軽量なろうリーダー

作品タイトル不明

16.二度目の困惑(ディランサイドのお話)

エイヴリルがお湯入りのバケツを取り上げられた日の夜。

ディランは、書斎でクリスからの報告を聞いていた。

「エイヴリル様は、悪女ではありませんね、あれは」

「やはりクリスもそう思うか」

「はい。というか、誰も悪女だとは思っていないのでは」

「……」

「……」

二人の間には微妙な空気が流れる。ディラン、クリスともに、どう考えてもエイヴリルの様子がおかしいのはわかっていた。

気を取り直して、ディランはクリスに尋ねる。

「それで、エイヴリル嬢の街での様子はどうだった」

「はい。悪女……というよりは痴女のような露出の激しいドレスに真っ赤になり、自分で持ってこさせた宝石に値札がないのを見て真っ青になり、何も買わずに帰ろうとしたので助言を差し上げたところ、適当に選んだネックレスが高価すぎることを知り真っ青を通り越して真っ白になっていました」

「…………。」

「ちなみに、高価なネックレスについては、当てずっぽうで選んだにしてはすごい確率です。並んでいたのは、どれも希少価値の高い宝石を使ったものばかりでしたから。その中であれを引き当てるとは、ものすごい強運の持ち主かと」

「……なんだそれは。聞けば聞くほど意味不明だ」

呆れた様子のディランを前に、クリスは続ける。

「エイヴリル様ご本人は悪女のつもりのようですが、素が天然……いや失礼、かなり礼儀正しく穏やかな方のようで。街から帰ったら、同行したことへのお礼を無垢な笑顔で丁寧に言われました。時折悪女を意識して会話がおかしくなりますが、どうやらそちらが相当無理をしているようですね」

「…………。」

クリスの報告は、ディランにも心当たりしかない。初日の会話や立ち振る舞いへの違和感に始まり、今日はメイドに気遣いを見せていた。

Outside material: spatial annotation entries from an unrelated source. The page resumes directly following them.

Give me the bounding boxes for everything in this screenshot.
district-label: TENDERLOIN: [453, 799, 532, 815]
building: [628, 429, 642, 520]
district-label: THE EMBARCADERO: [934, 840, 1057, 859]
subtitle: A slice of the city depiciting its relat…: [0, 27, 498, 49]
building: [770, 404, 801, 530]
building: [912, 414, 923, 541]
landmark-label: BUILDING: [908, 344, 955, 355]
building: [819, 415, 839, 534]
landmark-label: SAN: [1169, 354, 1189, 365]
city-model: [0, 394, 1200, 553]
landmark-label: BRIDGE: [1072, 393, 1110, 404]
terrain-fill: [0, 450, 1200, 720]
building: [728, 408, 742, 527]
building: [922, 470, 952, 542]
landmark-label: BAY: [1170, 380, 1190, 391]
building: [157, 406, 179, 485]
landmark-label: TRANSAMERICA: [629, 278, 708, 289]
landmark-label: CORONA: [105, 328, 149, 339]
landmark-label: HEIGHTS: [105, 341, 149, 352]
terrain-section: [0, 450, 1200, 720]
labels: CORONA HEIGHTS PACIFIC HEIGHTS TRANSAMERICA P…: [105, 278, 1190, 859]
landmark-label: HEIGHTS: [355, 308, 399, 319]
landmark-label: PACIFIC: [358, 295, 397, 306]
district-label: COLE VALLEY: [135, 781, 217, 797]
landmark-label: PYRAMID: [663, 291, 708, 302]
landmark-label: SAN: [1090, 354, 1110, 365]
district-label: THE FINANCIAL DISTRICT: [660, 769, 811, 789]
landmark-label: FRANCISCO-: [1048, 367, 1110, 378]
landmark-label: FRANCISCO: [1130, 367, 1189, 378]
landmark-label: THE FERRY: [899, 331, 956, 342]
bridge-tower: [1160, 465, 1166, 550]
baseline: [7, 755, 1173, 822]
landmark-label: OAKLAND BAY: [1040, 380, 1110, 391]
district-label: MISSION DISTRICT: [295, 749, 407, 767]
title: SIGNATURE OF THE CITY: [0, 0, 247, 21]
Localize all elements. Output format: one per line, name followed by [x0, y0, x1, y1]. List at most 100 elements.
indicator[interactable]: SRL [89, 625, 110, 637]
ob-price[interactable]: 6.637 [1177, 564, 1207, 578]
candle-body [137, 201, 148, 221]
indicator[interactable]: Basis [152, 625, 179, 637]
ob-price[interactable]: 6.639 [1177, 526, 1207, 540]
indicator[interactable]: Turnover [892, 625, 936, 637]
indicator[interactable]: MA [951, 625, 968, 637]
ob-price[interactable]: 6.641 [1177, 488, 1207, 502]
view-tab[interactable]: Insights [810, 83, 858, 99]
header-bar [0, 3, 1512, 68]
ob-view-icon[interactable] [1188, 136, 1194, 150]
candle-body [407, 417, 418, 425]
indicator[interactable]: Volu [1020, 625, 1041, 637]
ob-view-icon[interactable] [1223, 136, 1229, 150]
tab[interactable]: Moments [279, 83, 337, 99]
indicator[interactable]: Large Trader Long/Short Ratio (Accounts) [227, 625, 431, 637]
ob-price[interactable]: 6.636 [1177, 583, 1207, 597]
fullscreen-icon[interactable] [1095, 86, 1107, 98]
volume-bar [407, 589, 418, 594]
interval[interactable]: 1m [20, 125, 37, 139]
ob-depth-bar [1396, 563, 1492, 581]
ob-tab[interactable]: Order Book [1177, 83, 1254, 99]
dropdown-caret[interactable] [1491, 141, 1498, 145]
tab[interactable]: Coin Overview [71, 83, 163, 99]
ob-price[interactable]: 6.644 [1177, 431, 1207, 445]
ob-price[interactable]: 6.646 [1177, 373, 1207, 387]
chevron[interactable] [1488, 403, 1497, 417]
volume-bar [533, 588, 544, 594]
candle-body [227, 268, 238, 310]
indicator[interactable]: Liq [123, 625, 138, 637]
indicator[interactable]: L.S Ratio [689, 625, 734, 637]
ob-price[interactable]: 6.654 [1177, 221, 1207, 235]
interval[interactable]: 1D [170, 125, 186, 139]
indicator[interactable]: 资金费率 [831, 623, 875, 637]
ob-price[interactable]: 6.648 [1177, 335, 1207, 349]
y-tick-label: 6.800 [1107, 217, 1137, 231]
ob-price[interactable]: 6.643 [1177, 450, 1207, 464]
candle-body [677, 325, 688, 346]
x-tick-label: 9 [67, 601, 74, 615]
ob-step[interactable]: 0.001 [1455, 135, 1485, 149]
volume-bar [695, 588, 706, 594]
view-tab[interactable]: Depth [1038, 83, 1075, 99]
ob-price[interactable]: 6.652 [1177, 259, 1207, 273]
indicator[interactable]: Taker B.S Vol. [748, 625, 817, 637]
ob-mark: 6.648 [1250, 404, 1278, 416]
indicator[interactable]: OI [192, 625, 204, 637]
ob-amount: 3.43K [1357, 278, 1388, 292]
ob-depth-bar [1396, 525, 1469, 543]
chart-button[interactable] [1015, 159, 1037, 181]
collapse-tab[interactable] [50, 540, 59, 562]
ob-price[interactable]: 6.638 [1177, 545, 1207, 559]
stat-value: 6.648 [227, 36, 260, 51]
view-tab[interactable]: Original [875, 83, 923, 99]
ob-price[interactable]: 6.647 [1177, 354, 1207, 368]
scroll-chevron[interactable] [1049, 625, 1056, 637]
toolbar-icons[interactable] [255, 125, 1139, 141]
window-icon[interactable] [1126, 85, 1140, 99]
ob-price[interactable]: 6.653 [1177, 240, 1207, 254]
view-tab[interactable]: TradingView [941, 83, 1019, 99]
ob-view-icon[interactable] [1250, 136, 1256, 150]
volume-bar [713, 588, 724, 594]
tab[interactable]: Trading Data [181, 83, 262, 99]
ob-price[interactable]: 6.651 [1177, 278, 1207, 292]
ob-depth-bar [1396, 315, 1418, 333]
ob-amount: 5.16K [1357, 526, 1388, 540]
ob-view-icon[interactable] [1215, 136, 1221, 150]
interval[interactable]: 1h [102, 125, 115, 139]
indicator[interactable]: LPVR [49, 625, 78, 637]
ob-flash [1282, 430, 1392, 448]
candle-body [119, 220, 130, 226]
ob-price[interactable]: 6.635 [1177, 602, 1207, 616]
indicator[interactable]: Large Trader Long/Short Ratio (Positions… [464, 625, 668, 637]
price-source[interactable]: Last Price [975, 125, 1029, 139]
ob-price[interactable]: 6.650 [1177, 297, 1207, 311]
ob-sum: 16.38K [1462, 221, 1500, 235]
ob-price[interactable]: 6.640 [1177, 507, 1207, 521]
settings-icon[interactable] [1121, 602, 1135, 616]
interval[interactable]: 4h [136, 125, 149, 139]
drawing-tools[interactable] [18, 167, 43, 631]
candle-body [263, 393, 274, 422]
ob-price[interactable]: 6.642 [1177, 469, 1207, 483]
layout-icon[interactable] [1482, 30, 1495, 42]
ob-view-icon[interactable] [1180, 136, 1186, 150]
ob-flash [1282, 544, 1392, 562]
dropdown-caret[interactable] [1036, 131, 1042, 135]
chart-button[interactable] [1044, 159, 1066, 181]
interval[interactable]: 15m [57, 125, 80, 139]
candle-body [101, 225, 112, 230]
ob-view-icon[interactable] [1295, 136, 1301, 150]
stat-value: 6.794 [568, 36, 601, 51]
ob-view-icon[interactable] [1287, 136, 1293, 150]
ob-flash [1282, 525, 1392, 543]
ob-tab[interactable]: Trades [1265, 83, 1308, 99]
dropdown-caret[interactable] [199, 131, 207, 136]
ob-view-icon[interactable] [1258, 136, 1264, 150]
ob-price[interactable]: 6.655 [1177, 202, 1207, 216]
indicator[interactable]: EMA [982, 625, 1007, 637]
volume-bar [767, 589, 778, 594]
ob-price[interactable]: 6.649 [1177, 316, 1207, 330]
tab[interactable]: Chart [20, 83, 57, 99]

基本的に、ランチェスター公爵家に勤める使用人は皆勤勉で忠誠心が強い。だからこそ、『悪女』として知られるエイヴリルはこの家に好ましくない存在として蔑視の対象となる可能性があった。

契約上の妻とはいえ、ディランも一応三年間はエイヴリルを守り切るつもりでいる。だからこそ離れの様子を見に行ったのだが。

(彼女は……斜め上すぎないか……? 一体何を考えている。いや、何も考えていないのか)

少し考え込んだ後で、ディランは口を開く。

「……私が見たのは、入浴用のお湯をバケツで運んでいるところだったな」

「何ですかそれ」

「こっちが聞きたいところだ。てっきり使用人から冷遇されているのかと思えば、そのメイドを庇うように話題を逸らすし……。しかし、その後の言動は極めてまともだった。支度金を早くよこせと言うから話を聞いてみると、実家に送金するのではなく、必要なものを選んで手配したいらしい」

「欲深さをアピールしたつもりが逆効果ですね」

感情が読めない笑顔のクリスに、ディランはため息をつく。

「ああ。今回、アリンガム伯爵家の弱みに付け込んで婚約を申し入れたが……ああ見えて、エイヴリル嬢も実家の財政状況を理解しているのかもしれないな。……どうしてそうなっているのかも」

「もしそうだとしたら、エイヴリル様は公爵夫人として本当に好ましいお方では」

暗に、クリスの進言は「契約結婚でなくてもいいのでは」というものだったが、ディランは表情を変えない。

「仮にそうであっても、彼女はこの契約結婚をひどく喜んでいた。ありえないほどにな。今さら後には引けないだろう」

「なるほど。ご本人は悪女になりたいようですが……どちらかと言うと、無垢なお姫様ですね」

「ああ、同感だ」

ディランとクリスの意見は一致する。そして少しの間の後、心底不思議な顔で二人同時に首を捻った。